In Japan und Südkorea ist Uniqlo Marktführer. Nach dem ersten Aufschlag in Berlin will das Label nach einer Testphase in Stuttgart ganz Deutschland erobern. Die Eröffnung auf der Königstraße steigt noch im Oktober.

Stuttgart - Die japanische Modemarke Uniqlo kommt nach Stuttgart. Und will mit der Eröffnung nun auch den deutschen Markt erschließen. Takao Kuwahara, UK-Chef der Marke, gibt im Interview Einblicke, warum es die Marke nach Stuttgart zieht.

 
Herr Kuwahara, machen Sie Mode oder machen Sie Kleidung?

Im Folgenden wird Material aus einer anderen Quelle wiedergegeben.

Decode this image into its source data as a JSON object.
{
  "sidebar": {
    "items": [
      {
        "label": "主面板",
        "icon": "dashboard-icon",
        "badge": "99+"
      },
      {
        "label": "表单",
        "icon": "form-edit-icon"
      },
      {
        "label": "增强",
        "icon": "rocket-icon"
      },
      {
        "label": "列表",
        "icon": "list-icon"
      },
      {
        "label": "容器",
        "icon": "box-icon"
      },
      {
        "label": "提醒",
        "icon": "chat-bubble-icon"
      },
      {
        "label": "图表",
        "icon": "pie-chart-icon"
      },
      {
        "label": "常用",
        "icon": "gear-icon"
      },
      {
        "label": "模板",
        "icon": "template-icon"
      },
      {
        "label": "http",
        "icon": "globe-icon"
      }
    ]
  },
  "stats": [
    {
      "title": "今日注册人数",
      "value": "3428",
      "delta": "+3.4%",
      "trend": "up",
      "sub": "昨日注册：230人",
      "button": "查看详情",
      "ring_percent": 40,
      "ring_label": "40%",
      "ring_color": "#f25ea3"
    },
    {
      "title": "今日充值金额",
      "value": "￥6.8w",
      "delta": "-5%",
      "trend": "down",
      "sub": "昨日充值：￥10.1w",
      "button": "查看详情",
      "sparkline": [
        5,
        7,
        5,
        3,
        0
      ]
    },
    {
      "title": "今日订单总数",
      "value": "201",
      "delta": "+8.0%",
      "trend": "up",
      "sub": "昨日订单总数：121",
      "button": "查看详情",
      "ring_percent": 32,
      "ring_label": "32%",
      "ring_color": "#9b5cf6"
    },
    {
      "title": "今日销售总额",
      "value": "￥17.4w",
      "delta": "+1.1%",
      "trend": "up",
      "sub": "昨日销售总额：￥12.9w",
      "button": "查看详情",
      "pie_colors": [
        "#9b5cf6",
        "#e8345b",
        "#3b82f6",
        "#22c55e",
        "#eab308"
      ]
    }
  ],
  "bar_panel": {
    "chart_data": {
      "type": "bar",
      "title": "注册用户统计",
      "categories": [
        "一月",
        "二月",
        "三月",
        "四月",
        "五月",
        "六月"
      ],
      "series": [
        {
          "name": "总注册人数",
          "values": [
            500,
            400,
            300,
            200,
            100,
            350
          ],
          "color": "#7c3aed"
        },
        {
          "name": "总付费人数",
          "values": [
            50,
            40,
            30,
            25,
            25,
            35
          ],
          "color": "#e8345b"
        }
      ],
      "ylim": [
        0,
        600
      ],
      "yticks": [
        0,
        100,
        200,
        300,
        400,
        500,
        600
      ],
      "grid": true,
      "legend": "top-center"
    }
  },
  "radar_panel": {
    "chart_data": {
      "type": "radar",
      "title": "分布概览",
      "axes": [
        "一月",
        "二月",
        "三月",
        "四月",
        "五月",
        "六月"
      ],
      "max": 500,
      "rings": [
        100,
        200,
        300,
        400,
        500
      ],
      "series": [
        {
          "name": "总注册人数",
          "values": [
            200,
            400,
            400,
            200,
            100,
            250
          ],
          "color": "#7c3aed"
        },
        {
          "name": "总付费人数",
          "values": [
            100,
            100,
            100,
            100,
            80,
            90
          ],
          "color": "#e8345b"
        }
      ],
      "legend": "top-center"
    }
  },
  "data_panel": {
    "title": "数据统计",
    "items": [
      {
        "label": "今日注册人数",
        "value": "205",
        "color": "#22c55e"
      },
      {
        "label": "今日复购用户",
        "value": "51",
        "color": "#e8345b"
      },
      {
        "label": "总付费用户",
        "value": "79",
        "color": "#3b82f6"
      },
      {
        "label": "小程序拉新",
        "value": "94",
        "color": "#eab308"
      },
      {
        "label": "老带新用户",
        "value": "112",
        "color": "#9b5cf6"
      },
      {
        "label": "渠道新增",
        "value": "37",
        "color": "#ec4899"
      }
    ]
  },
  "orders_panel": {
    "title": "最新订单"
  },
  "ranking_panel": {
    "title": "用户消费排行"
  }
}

Wir machen keine schnelle Mode. Wir nennen es Lifewear. Kleidung für das Leben, die eine gute Qualität hat. Wir wollen nichts produzieren, was im nächsten Jahr nicht mehr getragen werden kann.
Uniqlo – unique Clothing – geht in Richtung Uniformität. Ist Mode nicht genau das Gegenteil? Ein Ausdruck von Individualität?
Viele Firmen orientieren sich an den großen Modenschauen und greifen diese Trends auf. Das machen wir nicht. Unsere Kleidung sollen möglichst viele Menschen täglich tragen können.
Also doch keine Individualität?
Individualität ist sehr wichtig. Aber die wird von der jeweiligen Persönlichkeit bestimmt. Kleidung kann diesen Charakter durch verschiedene Kombinationen von Kleidung unterstreichen.
Ist dies die eine neue Form des urbanen Menschen, sich auszudrücken?
Wie Sie wissen, kommen wir ja aus Japan. Dort haben wir mehr als 800 Geschäfte. In der Stadt und auf dem Land. In Japan hat sich dieser Style überall durchgesetzt.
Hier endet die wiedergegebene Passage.